The Good Samaritan set the man on his own beast, paid the host his own money, and promised more of his own money to take care of whatever he needed. Compare that to Obamacare’s Medicaid expansion where the government uses its powerful taxing authority to take money away from the Good Samaritan and others and redistribute it mostly to single able-bodied adults. The point is that the Good Samaritan used his own time, property, and money to care for the man and did not establish a government bureaucracy to impose Jesus’ teachings by force. Compelling someone by force is exactly the opposite of Jesus’ teachings.
I’m sure the Good Samaritan felt peace and satisfaction in his heart that always come to those who engage in service to their neighbors. And I’m sure the man he helped felt gratitude for the kindness and neighborly love he received.

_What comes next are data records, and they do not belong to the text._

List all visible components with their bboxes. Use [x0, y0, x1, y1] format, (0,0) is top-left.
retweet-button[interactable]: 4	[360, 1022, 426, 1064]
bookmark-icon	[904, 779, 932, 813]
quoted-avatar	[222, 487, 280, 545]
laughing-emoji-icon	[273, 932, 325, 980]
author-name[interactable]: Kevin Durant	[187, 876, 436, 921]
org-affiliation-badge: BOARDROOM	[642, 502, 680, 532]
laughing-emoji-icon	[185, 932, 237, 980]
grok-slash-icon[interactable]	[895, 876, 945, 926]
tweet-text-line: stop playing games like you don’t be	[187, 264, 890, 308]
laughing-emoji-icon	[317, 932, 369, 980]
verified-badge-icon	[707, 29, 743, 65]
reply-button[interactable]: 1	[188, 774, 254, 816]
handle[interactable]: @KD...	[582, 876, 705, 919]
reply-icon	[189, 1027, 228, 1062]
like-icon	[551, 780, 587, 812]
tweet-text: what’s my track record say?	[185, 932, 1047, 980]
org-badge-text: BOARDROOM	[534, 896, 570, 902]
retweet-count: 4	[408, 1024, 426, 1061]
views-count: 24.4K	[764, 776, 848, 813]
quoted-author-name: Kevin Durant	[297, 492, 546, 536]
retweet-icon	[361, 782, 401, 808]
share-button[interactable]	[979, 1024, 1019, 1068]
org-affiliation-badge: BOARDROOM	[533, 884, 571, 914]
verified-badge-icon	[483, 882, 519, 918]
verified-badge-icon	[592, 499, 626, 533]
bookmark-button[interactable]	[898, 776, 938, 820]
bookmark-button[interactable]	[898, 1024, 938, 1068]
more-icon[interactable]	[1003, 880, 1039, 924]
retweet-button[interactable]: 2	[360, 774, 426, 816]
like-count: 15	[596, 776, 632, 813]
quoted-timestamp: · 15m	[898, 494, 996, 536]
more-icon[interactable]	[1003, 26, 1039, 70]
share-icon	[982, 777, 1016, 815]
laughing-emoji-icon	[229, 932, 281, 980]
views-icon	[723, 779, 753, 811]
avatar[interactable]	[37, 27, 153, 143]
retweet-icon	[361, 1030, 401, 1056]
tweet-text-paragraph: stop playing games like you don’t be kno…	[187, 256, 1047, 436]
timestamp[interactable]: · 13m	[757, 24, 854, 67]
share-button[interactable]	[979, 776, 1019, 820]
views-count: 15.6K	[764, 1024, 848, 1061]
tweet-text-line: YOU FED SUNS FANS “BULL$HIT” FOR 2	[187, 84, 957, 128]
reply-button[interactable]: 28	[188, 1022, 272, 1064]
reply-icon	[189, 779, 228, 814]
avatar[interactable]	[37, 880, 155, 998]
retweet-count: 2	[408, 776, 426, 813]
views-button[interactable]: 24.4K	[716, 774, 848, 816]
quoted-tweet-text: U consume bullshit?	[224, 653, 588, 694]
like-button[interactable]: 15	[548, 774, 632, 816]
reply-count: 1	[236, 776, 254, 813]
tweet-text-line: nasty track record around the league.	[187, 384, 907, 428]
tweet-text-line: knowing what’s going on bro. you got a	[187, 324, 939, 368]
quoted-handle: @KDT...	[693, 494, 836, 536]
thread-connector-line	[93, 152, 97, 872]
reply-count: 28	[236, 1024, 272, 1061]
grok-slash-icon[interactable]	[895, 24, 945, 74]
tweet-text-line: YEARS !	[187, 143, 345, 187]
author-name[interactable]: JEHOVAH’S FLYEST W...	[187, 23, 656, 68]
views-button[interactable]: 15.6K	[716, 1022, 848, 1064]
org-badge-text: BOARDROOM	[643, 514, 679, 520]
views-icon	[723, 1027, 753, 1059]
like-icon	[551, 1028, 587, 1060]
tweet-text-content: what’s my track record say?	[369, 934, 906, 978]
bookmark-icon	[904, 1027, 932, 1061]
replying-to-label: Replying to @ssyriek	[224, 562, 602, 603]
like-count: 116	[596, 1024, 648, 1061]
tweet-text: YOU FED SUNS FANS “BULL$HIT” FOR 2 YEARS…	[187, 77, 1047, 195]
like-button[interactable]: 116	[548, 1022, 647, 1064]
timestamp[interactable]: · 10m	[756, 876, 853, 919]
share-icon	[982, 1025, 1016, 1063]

But I’m also sure that if the government would have confiscated the Good Samaritan’s beast and money under threat of prison and/or property forfeiture (this is the power the government has to force tax collection) and given them to the man who fell among thieves, then the Good Samaritan would have felt resentment while the man “helped” surely would have felt entitled. Obamacare’s Medicaid expansion is toxic charity that in no way makes us “Good Samaritan” neighbors.